ESPN's coverage of the Little League World Series playoff games has me hooked.
I think it's the best escape viewing on the teevee.
Maybe it's just a male thing, but I can't watch the teams from wherever battle for a berth in Williamsport, Pa., without thinking back to my own days as a kid baseball player. No, I can't call it Little League because it wasn't part of the official Little League baseball.
Anyway, I'll take the ESPN Little League coverage any day over Major League Baseball. The youngsters -- at least so far -- don't squabble over how many millions they will make. It's sports in its purest form. And sportsmanship generally is admirable. Even from the parents, at least from the way it appears on TV. You never know what it might be like behind the scenes because the stakes are high for those parents who might have visions of big league contracts for their sons.
Back in the '50s in Topeka, Kan., where I grew up, youth baseball was focused around the Cosmopolitan League. We called it Cosmo baseball. I think an organization called the Cosmopolitan Club provided the basic funding.
Sponsors for each team bought players a T-shirt. Uniforms? Are you kidding. We were lucky to get the white T-shirts with blue lettering. Players provided their own caps.
The team sponsor my first year in Topeka's Cosmo League was Capper Publications. That's fitting since Capper Publications turned into Stauffer Communications, which later became Morris Communications, the current owner of the Brainerd Dispatch.
There was no ESPN back then. But I was on TV. Once a week a different team would get to parade by the camera of the local TV station, which happened to be owned by our team sponsor. So they made sure we got on one of the sportscasts. The sports announcer and I years later became professional colleagues after I started my sports writing career in Topeka. (And he provided my Big Eight basketball highlight when one night broadcasting a Kansas State University game he said, "Roy Miller went in for a dunk" when he meant to refer to the Wildcats' Roy Smith.)

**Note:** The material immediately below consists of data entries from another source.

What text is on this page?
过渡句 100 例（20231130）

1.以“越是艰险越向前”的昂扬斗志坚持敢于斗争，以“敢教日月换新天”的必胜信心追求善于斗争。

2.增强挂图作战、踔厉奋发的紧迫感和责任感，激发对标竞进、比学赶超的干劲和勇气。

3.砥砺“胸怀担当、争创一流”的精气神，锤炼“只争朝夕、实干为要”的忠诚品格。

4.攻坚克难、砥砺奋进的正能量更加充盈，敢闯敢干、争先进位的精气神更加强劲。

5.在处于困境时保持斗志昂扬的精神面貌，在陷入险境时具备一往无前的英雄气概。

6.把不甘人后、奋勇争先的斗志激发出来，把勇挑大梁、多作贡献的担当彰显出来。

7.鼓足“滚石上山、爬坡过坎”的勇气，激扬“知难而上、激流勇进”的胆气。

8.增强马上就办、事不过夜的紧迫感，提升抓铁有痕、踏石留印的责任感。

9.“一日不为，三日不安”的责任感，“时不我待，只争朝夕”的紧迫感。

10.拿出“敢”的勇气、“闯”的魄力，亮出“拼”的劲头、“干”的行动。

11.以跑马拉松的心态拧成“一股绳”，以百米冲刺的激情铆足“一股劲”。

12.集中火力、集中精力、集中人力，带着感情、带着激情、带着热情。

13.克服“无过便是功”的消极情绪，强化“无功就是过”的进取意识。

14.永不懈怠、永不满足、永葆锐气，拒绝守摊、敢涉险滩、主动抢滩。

Back to my lone TV appearance as a great baseball player: I'll never forget how I froze when it was my turn to tell the viewers my name and my favorite baseball player. I meant to say Ty Cobb but in my nervousness I said Stan Musial like most of the other boys. Mind you, that was so long ago there was no major league team in Kansas City. Most of the Midwest pulled for the St. Louis Cardinals. And, no, I never saw Ty Cobb play but I read about him.
Like many young boys, I lived baseball. I was sure I would become a famous big league player.
That was before I realized I was afraid of the ball. At bat I would "step into the bucket." Loosely translated, that means I would step one foot back away from the plate when the pitch came toward me.
I was an easy strikeout for the enemy pitchers. My only hope of getting on base was getting hit by the pitch or getting a walk. I don't think I was ever hit by a pitch. And I usually swung three times before the ump could register four balls.
Hustling gave me a reputation as a good fielder. The highlight came one year during a playoff game. As I remember it -- and it gets better every time I tell it -- it was the last inning. We led by a run or two but the other team had the bases loaded. There were two out.
I heard the crack of the bat.
I must have been praying that the ball wouldn't come my way in right field.
But it did.
I ran in toward the infield to catch the sinking line drive.
I spun around as I caught the ball. I held onto it. We won the playoff.
No one asked for my autograph. And I think we lost at the next level of the city playoffs.
After a couple of years of being the strikeout king I was more than ready to change my career choice from baseball to newspapers. The sports writers, I noticed from reading the juvenile sports novels, always got to see the games and be friends with the stars. And right then and there, somewhere around my fifth- and sixth-grade years, I decided to make journalism my career.
So now, 50 years later, I watch the Little League games and think back to what might have been. If I could have hit on the field as well as I did in my daydreams, who knows what would have happened?